On a different note;  this Spring will be an exciting time for me as I plan on retiring in March.  I will still work part time at Smoky Mountain Harley Davidson as long as they want me to.  But, as I sat on a log today and thought about the ramifications of a retirement situation;  I was overcome with a feeling of confusion.  I can't explain it.  Confused is the only word that comes to mind.  I suddenly realized that I was treading where I have not ever tread before.  What should I expect on a day to day basis?  I wondered what it would be like not having to be somewhere every day on time.  Will I be able to cope with the pressure?  (tongue in cheek)

Can I be satisfied continually paddling my canoe into the back country and camping for days at a time along the lakes?  Will I grow tired of the water and sell all the canoes and the Gheenoe?  Will the camping experience become "old hat" and become a boring experience?  Will I cast the love of wilderness aside and embrace a new life of luxury in the big city where the excitement of the night exists?  Take a guess----Oh;  will the money run out?  That's possible(:
Below:  Who knows what evil lurks in the dark?  Demonic eyes of the night see all
It's just Douglas playing wolf.  He didn't really fool me.
I happened to notice a vine laying on the ground that had been severed in half.  The end of it was frayed and shredded as if something had tried to eat it but couldn't.  I gazed at the tree it lay under and located the end it had been severed from.  That piece on the ground was chewed through at least twenty feet up the side of that tree.  The other mating end also bore the same fray marks.  Certainly the offending creature was not a deer.  I can't imagine a squirrel cutting through a vine that was an inch thick, and why would he even try?  If the severed piece on the ground were the only portion with the shredded end;  I would say a deer found the woody morsel palatable and tried his best to eat the pulpy material.  But, the end that remained over 20 feet up the tree was also frayed.  That rules out deer.  Actually there were three separate vines that were cut.

These three vines have definitely been chewed through.  This had to be a squirrel.  I've never heard of them doing this.  I have no other explanation.
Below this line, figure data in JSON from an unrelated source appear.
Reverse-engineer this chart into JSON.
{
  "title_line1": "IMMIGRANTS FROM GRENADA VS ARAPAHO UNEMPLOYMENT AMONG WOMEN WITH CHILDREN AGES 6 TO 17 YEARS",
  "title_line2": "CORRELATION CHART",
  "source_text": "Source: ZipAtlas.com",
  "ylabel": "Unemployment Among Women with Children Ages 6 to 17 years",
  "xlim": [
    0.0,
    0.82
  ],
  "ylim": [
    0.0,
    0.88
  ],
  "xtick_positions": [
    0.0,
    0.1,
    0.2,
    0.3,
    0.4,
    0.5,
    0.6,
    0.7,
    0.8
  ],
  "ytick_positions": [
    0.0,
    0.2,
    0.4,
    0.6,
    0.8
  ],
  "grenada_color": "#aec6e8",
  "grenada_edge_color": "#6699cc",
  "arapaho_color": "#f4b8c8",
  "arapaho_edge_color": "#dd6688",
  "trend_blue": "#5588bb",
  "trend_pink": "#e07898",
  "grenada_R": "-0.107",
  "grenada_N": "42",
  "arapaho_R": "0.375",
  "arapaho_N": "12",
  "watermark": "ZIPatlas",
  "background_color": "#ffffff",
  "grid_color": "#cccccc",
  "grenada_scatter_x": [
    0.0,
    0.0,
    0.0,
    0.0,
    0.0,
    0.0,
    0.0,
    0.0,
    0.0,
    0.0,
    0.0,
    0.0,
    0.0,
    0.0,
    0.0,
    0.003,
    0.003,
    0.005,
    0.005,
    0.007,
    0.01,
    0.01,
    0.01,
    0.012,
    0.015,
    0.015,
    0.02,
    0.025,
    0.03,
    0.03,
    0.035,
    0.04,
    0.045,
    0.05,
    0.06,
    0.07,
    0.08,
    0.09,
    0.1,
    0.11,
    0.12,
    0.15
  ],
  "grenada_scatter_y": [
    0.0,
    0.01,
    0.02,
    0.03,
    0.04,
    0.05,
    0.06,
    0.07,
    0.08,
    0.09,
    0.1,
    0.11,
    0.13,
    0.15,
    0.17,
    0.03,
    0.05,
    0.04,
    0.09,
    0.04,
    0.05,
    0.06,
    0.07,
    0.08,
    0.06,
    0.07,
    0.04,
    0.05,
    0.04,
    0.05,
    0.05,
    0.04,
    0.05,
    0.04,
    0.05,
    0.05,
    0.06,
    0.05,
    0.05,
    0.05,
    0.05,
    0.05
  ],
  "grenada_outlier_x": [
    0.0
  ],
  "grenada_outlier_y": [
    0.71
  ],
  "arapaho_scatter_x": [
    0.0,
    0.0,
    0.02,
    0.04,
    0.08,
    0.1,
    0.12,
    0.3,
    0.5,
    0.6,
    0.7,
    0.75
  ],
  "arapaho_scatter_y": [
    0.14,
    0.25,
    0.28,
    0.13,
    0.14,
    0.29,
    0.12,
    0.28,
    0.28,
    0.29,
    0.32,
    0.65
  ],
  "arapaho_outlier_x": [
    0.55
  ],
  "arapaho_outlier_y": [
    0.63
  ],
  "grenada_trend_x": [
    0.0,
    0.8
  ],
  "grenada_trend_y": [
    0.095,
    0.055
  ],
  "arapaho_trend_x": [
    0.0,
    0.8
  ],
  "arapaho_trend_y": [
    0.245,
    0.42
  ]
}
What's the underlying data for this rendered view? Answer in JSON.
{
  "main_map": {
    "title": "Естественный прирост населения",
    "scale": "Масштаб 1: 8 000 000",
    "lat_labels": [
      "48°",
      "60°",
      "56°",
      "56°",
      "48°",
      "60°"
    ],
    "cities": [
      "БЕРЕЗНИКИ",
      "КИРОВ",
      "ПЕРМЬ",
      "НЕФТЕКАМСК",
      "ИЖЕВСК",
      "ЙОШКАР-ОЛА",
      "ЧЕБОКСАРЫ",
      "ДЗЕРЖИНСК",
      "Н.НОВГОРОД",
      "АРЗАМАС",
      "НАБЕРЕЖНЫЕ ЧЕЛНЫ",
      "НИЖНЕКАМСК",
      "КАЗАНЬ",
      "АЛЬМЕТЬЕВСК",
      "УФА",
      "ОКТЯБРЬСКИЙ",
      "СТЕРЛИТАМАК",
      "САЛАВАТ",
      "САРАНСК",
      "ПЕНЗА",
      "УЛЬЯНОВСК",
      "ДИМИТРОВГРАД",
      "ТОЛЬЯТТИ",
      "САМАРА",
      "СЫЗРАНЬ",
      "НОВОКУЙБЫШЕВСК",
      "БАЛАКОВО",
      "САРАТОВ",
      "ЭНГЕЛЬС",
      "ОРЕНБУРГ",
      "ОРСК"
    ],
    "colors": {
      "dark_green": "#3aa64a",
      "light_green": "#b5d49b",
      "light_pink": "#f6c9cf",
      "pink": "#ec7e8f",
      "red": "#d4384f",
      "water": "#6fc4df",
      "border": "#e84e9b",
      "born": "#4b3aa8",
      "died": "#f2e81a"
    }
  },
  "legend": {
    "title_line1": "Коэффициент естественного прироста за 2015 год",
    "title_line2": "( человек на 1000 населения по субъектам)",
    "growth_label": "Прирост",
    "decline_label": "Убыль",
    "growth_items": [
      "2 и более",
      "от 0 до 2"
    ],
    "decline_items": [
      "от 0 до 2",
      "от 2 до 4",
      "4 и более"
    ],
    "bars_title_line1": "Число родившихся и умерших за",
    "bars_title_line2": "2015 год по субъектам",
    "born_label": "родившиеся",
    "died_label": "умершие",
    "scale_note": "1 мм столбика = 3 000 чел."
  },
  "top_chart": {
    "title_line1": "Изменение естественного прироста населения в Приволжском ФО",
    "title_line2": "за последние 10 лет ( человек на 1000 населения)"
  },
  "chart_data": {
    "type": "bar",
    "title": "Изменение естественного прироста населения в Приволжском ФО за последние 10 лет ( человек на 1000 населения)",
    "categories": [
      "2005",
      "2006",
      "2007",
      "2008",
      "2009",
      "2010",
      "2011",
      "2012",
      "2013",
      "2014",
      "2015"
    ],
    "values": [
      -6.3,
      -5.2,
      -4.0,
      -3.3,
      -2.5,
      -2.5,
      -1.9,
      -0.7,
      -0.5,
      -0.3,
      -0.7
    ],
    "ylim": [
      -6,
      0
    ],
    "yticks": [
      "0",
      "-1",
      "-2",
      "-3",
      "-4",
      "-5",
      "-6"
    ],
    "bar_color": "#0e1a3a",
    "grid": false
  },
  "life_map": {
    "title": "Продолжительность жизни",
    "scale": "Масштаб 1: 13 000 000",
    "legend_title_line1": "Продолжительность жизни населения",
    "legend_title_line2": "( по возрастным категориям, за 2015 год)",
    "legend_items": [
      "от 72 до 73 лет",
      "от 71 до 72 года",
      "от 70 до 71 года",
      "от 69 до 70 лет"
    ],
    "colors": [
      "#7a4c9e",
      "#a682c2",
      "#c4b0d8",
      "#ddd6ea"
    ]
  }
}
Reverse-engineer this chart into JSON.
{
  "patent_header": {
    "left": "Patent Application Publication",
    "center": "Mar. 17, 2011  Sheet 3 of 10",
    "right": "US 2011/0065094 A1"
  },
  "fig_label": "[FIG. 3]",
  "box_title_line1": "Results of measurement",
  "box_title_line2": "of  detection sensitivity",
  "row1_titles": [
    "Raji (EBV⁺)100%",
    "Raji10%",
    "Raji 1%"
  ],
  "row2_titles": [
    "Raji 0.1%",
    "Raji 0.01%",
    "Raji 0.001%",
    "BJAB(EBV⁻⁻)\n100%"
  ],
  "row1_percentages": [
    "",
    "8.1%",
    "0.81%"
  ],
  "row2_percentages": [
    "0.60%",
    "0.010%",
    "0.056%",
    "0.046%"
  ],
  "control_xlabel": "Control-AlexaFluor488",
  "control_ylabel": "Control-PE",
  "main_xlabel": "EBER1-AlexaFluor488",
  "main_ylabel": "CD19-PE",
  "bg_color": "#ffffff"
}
How about a really big squirrel?  How about a really, really big squirrel?

This piece of frayed vine is way up the side of the tree.  I'm guessing it's about 25 feet up.

The picture to the right is a magnified shot of the frayed vine high up on the side of the tree.  I am at a loss.  There is not a wide variety of tree climbing critters that would be inclined to chew on a vine in that fashion.  If anyone has any idea;  I would appreciate hearing it.  We don't have porcupines in East Tennessee so, that leaves them out.  Wow;  maybe there really is a monster gray squirrel loose in the forest.  Great Scott!

That's about it for today.   The dogs got their exercise and I'm happy for that.  An outing like this for them is like you going to a South Sea Island for a week.  Their happiness is paramount.  The weather is soon changing and I am planning some great outings for the near future.  Please be patient with me and I'll take you along on some super voyages soon.  Promise.  Stay safe and be kind to those who can't speak for themselves.